I blinked several times, and leaned my face against the glass to see better. Neely kept hold of my hand and I let him.

I saw it. A light on the beach. Coming toward the house. Closer. And closer. Right up on the deck. I heard a door open downstairs . . .

Neely's hand was on my mouth before I could say anything. He waited a second, took his hand away, and brought his finger to his lips. I nodded.

The tower stairs creaked. A door opened somewhere above me, and closed again.

Canto.

“She could have been doing anything,” I whispered. “Checking fish traps or other fisherwoman things.”

“That's true.” Neely looked at me, and then grinned. “But, all things considered, what are the odds?”

Despite myself, I grinned back. “The odds are terrible,” I whispered.

I sat down on my bed and tucked my knees under my chin and my cold feet underneath my long nightgown. “She wasn't lying, though, when she said she didn't know about the sea god.” I let my hair fall over my cold cheeks. “I know she wasn't.”

Neely sat down next to me and started rubbing my cold right foot between his warm hands. “Tomorrow we'll find this Lillian Hut. And tomorrow night, if she sneaks out again, we follow Canto. All right?”

I nodded.

Neely warmed up my other foot, and then stood up again. He went over to a beat-up plastic radio on the dresser. Turned it on. Spun dials.

. . . Eyed Theo. I'm here. You're here. And it's the witching hour. Time for your daily dose of
Stranger Than Fiction
.

My only update tonight comes out of the Colorado Rockies. My source, who lives by himself in a cabin and seems to be the rugged mountain-man type, claims the nearby town is acting strange. He said, quote, “All those folks in Gold Hollow have gone stark mad. They keep talking about the trees, saying the trees told them to do this or that, and none of it any good. And now I've heard the children have all gone missing too. They followed a tall, thin, red-haired girl into the mountains and no one's seen them since.”

This is a new one, listeners. Talking trees full of bad intentions and a pied piper girl. My source refused to mention any specifics—he said he didn't want to be laughed at on the radio—but he wanted me to send someone out there to investigate, since, quote, “the nearest law is in Boulder and they don't believe me, and won't drive up here anyway because of the snow.”

Anyone near Colorado want to do some investigating? I'd owe you one.

It's Wide-Eyed Theo, signing off for the night.

Go forth and find the strange.

“Maybe we should have gone to the mountains, instead of the sea,” Neely said, and laughed. “Damn it. I hate being wrong.”

“Don't you have a half sister, Neely?”

“Do I?” he asked, quiet.

“You sound like River,” I answered, quiet too.

Neely raised one eyebrow and looked so cocky and mischievous and River-like suddenly that my heart started to ache. And then he grinned and it went away.

I met his eyes. “Back in the guesthouse. The day I met you. You said you had two half brothers and one half sister, that you knew about. And the half sister was in Colorado. It could be her, Neely, leading those kids into the woods.”

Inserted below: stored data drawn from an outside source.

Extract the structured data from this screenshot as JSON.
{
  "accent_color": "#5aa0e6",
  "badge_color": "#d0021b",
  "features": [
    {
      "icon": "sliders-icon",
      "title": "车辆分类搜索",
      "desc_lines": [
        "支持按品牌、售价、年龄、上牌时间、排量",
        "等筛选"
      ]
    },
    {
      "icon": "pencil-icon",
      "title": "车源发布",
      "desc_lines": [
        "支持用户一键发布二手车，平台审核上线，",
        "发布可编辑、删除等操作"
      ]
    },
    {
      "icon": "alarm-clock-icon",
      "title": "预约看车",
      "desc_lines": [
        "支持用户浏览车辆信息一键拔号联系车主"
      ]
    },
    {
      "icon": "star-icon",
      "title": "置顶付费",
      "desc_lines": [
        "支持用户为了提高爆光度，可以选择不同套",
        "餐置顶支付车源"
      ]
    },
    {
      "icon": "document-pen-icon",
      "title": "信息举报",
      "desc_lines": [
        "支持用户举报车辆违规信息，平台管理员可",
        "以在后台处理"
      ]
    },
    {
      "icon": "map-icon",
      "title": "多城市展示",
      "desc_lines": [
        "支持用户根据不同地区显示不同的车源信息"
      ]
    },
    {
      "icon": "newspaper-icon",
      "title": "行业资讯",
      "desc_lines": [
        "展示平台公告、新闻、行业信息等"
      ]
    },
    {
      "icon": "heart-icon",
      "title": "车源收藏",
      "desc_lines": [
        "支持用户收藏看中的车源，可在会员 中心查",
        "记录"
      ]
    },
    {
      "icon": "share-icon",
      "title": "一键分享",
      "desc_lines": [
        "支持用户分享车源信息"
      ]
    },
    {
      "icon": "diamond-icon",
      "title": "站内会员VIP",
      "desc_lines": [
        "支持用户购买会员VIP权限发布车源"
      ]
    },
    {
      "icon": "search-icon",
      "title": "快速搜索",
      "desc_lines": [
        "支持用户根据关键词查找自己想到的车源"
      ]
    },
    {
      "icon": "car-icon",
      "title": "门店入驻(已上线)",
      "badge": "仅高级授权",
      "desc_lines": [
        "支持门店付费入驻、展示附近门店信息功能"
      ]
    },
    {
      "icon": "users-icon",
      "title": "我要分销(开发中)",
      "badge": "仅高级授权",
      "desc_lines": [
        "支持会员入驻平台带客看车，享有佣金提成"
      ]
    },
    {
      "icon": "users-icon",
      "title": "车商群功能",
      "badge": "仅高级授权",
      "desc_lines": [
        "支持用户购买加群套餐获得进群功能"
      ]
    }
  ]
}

Neely shrugged. “Or it's Brodie in a dress. Or it's just nothing at all.” He shrugged and turned the radio off . . .

. . . and the next thing I knew he was pulling his shirt over his head and slipping out of his wool trousers and climbing into my bed and I was climbing in right next to him and picturing those wild horses in my mind and nothing happened except me squeezing myself into his smooth side and resting my head on his shoulder and feeling his soft scar underneath my cheek and my feet nestling in between his warm legs.

Neely whispered,
No wonder River liked this so much,
and heaved a deep sigh, and then both of us, sleep, sleep, sleep.

≈≈≈

My dreams were loud. And dark. At first it was just flashes of Neely smiling and the spindly Captain Nemo and Canto with an odd, blank look and Finch swimming in a black sea, his red hair looking redder than the setting sun . . .

But then my dreams turned to River.

River with a glint in his eyes and a gold crown on his head.

River with his arms wide, wild horses behind him, hooves pounding, kicking sand into the air. The sea and the wind and a ragged shack and then he grabbed me and his palms were covered with sand, and I didn't care, it belonged there, and the grains scraped down my skin as he pulled me in, and I was soft and pliable as seaweed in the surf and when River opened his mouth the sounds of the sea came out, crashing and lapping, and the wet, and the blue, and the deep . . .

When I woke in the pre-dawn dark, Neely was still beside me. He was breathing in and out, slow, soft. I let my forehead rest against his warm, smooth back for a minute, and then I stretched, long and slow, trying to shake off the bad dreams, my arms hitting the wooden headboard, my feet reaching toward the end of the bed . . .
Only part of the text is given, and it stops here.